© Koaci.com – lundi 11 mai 2026 – 22:04
À New York, la Côte d’Ivoire a renouvelé son plaidoyer pour une gouvernance migratoire plus solidaire et mieux coordonnée, à l’occasion de la deuxième session du Forum international d’examen des migrations (FEMI). À travers cette participation, les autorités ivoiriennes ont réaffirmé leur volonté de faire de la migration un véritable levier de développement durable, en cohérence avec les engagements du Pacte mondial pour des migrations sûres, ordonnées et régulières.
S’exprimant au nom du Ministre du Plan et du Développement, Dr Souleymane Diarrassouba, le chef de la délégation ivoirienne, Dr Hinin Moustapha, directeur général de l’Office national de la population (ONP), a insisté sur la nécessité d’une coopération internationale renforcée afin de répondre efficacement aux enjeux migratoires actuels. Il a salué ce cadre multilatéral qui permet aux États d’évaluer les progrès accomplis dans la mise en œuvre du Pacte mondial, tout en favorisant le partage d’expériences et de bonnes pratiques.
Dans son intervention, le representant ivoirien a rappelé que la Côte d’Ivoire occupe une position particulière en Afrique de l’Ouest en tant que pays d’accueil, de transit et d’opportunités économiques pour des millions de personnes venues de divers horizons. Cette réalité place la question migratoire au centre des priorités nationales de développement et de cohésion sociale.
Depuis le précédent examen tenu en 2022, plusieurs réformes ont été engagées pour renforcer la gouvernance migratoire. Les autorités ont notamment accru les responsabilités de l’Office National de la Population, consolidé les dispositifs de protection des réfugiés et des personnes apatrides, et intensifié les mécanismes de lutte contre la traite des êtres humains.
Le gouvernement ivoirien a également mis l’accent sur l’amélioration des conditions de vie des migrants à travers un meilleur accès aux services sociaux essentiels, notamment la Couverture Maladie Universelle (CMU). Parallèlement, des efforts importants sont menés pour moderniser les systèmes de collecte et d’analyse des données migratoires afin de disposer d’outils fiables pour l’élaboration des politiques publiques.
La Côte d’Ivoire a par ailleurs souligné l’importance de la présence étrangère sur son territoire.

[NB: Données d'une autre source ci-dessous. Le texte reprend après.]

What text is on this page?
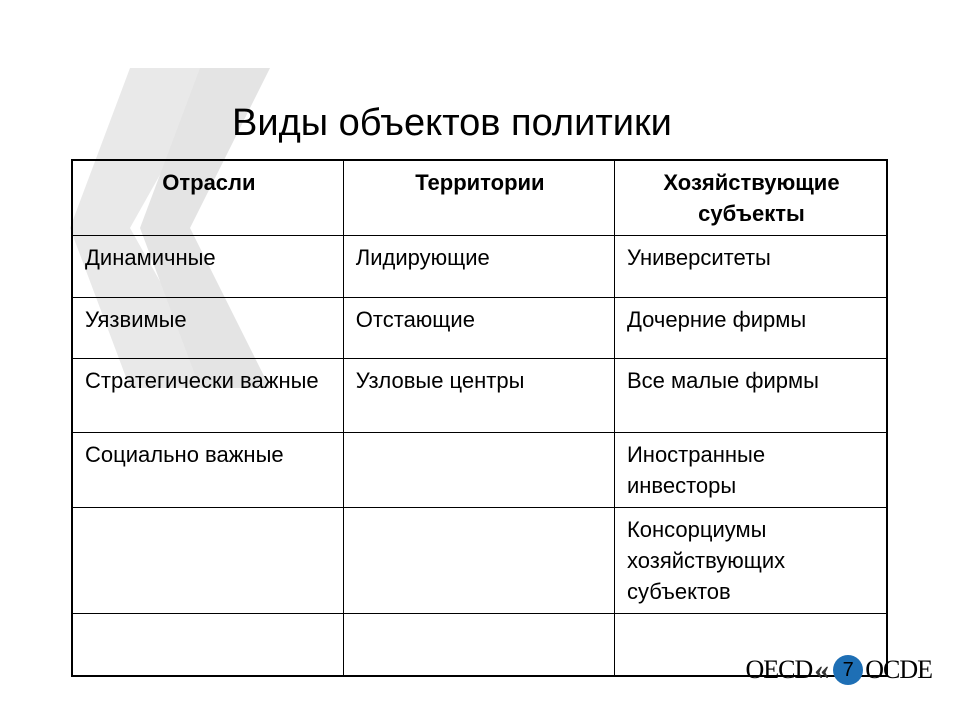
Виды объектов политики
Отрасли	Территории	Хозяйствующие субъекты
Динамичные	Лидирующие	Университеты
Уязвимые	Отстающие	Дочерние фирмы
Стратегически важные	Узловые центры	Все малые фирмы
Социально важные		Иностранные инвесторы
		Консорциумы хозяйствующих субъектов

OECD « 7 OCDE
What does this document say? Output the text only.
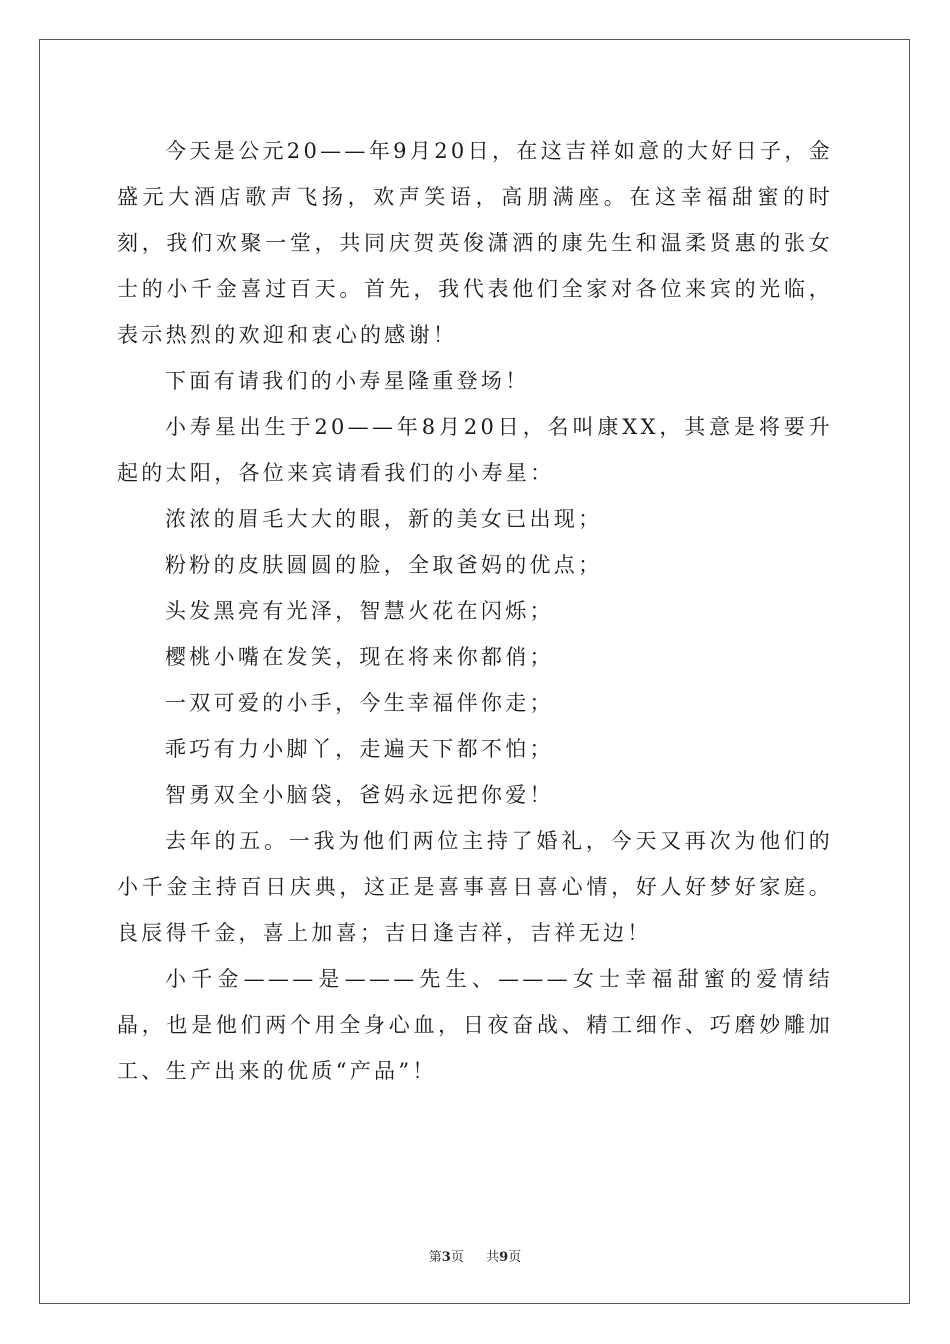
今天是公元20——年9月20日，在这吉祥如意的大好日子，金盛元大酒店歌声飞扬，欢声笑语，高朋满座。在这幸福甜蜜的时刻，我们欢聚一堂，共同庆贺英俊潇洒的康先生和温柔贤惠的张女士的小千金喜过百天。首先，我代表他们全家对各位来宾的光临，表示热烈的欢迎和衷心的感谢！

下面有请我们的小寿星隆重登场！

小寿星出生于20——年8月20日，名叫康XX，其意是将要升起的太阳，各位来宾请看我们的小寿星：

浓浓的眉毛大大的眼，新的美女已出现；

粉粉的皮肤圆圆的脸，全取爸妈的优点；

头发黑亮有光泽，智慧火花在闪烁；

樱桃小嘴在发笑，现在将来你都俏；

一双可爱的小手，今生幸福伴你走；

乖巧有力小脚丫，走遍天下都不怕；

智勇双全小脑袋，爸妈永远把你爱！

去年的五。一我为他们两位主持了婚礼，今天又再次为他们的小千金主持百日庆典，这正是喜事喜日喜心情，好人好梦好家庭。良辰得千金，喜上加喜；吉日逢吉祥，吉祥无边！

小千金———是———先生、———女士幸福甜蜜的爱情结晶，也是他们两个用全身心血，日夜奋战、精工细作、巧磨妙雕加工、生产出来的优质“产品”！

第3页 共9页
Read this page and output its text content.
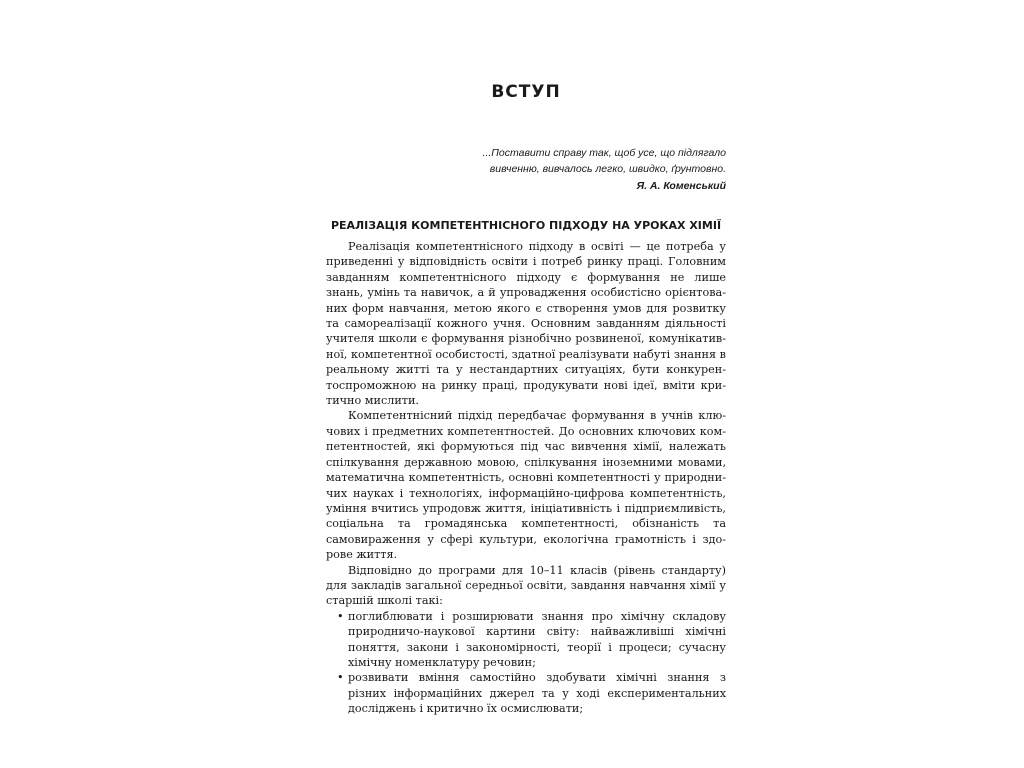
ВСТУП

...Поставити справу так, щоб усе, що підлягало вивченню, вивчалось легко, швидко, ґрунтовно.

Я. А. Коменський

РЕАЛІЗАЦІЯ КОМПЕТЕНТНІСНОГО ПІДХОДУ НА УРОКАХ ХІМІЇ

Реалізація компетентнісного підходу в освіті — це потреба у приведенні у відповідність освіти і потреб ринку праці. Головним завданням компетентнісного підходу є формування не лише знань, умінь та навичок, а й упровадження особистісно орієнтованих форм навчання, метою якого є створення умов для розвитку та самореалізації кожного учня. Основним завданням діяльності учителя школи є формування різнобічно розвиненої, комунікативної, компетентної особистості, здатної реалізувати набуті знання в реальному житті та у нестандартних ситуаціях, бути конкурентоспроможною на ринку праці, продукувати нові ідеї, вміти критично мислити.

Компетентнісний підхід передбачає формування в учнів ключових і предметних компетентностей. До основних ключових компетентностей, які формуються під час вивчення хімії, належать спілкування державною мовою, спілкування іноземними мовами, математична компетентність, основні компетентності у природничих науках і технологіях, інформаційно-цифрова компетентність, уміння вчитись упродовж життя, ініціативність і підприємливість, соціальна та громадянська компетентності, обізнаність та самовираження у сфері культури, екологічна грамотність і здорове життя.

Відповідно до програми для 10–11 класів (рівень стандарту) для закладів загальної середньої освіти, завдання навчання хімії у старшій школі такі:

• поглиблювати і розширювати знання про хімічну складову природничо-наукової картини світу: найважливіші хімічні поняття, закони і закономірності, теорії і процеси; сучасну хімічну номенклатуру речовин;
• розвивати вміння самостійно здобувати хімічні знання з різних інформаційних джерел та у ході експериментальних досліджень і критично їх осмислювати;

Selon les données du Recensement Général de la Population et de l’Habitat de 2021, les étrangers représentent environ 22 % de la population nationale, illustrant ainsi la tradition d’hospitalité et d’ouverture du pays.
Malgré ces avancées, les autorités reconnaissent la persistance de plusieurs défis, notamment la centralisation des données migratoires, la sécurisation des frontières et le renforcement du partage d’informations entre les États. Des enjeux qui nécessitent, selon la délégation ivoirienne, une réponse collective et concertée au niveau international.
En somme, la Côte d’Ivoire a réaffirmé son engagement à appliquer pleinement les principes du Pacte mondial sur les migrations, avec l’ambition de promouvoir une mobilité humaine mieux encadrée, porteuse de prospérité partagée et de développement inclusif.